George Mason stated: "no free government, or the blessings of liberty can be preserved to any people, but by frequent recurrence to fundamental principles." considering contemporary issues, what are these "fundamental principles" that are necessary to preserve a free government and liberty. be sure to make application of these principles to your issues. --i need to write a paper on this and im not sure what are today's fundamental principles in society. can anyone help me???

  • U.S. GOVERNMENT - , Saturday, September 1, 2007 at 5:22pm

    I think I would stick to "with liberty and justice for all". Those fundamental principles have done a good job so far. People don't always remember them but those principles are still the basis for what America stands for.

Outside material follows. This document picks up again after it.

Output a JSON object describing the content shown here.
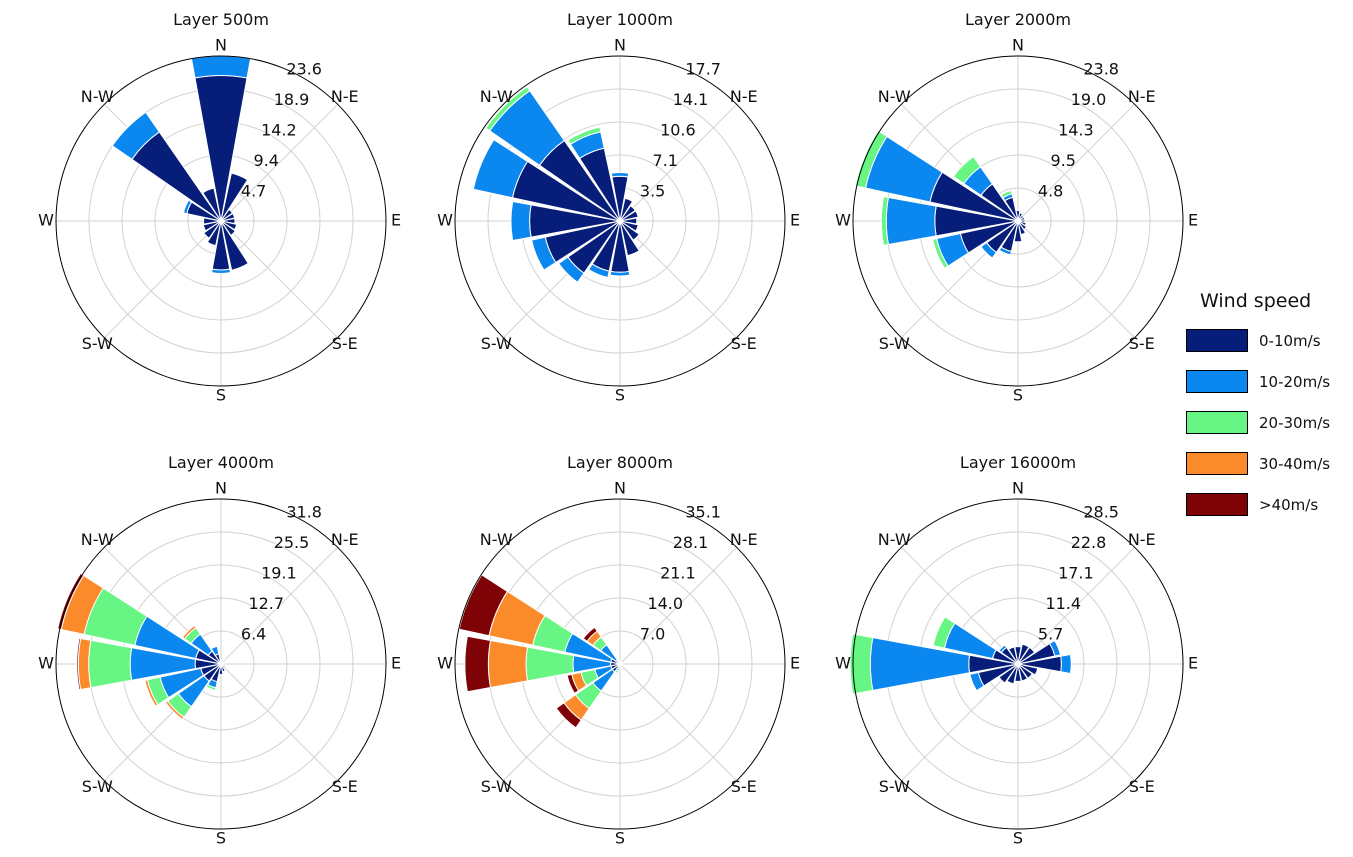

  • U.S. GOVERNMENT - , Monday, September 10, 2007 at 3:10pm

    Who holds power in oligarchy

  • U.S. GOVERNMENT - , Monday, September 10, 2007 at 3:13pm

    Compare the United States presidential system of government with the parliamentary government of Great Britain. What are the advantages and disadvantages of each?

  • U.S. GOVERNMENT - , Monday, September 10, 2007 at 3:19pm

    Who holds power in an oligarchy?

  • U.S. GOVERNMENT - , Saturday, September 1, 2007 at 5:51pm

    I suggest you reread the first ten amendments to our Constitution -- especially those about free speech, freedom of religion, and the right to privacy. You can also review the balance of powers between the Executive, Judicial, and Legislative branches of government. This balance ensures that no one branch has too much power.

  • U.S. GOVERNMENT - , Sunday, September 2, 2007 at 2:26pm

    It is suggested that you open the following sites that provide different ways to express the information that was given by the two previous excellent answers.

    http://memory.loc.gov/ammem/ndlpedu/lessons/97/dream/thedream.html

    http://www.usflag.org/essays.html

    http://lexrex.com/enlightened/AmericanIdeal/

    http://www.rrv.net/mlra/creed.htm

  • U.S. GOVERNMENT - , Monday, September 3, 2007 at 7:36pm

    The word "privacy" does not specifically appear in the first ten amendments to our Constitution.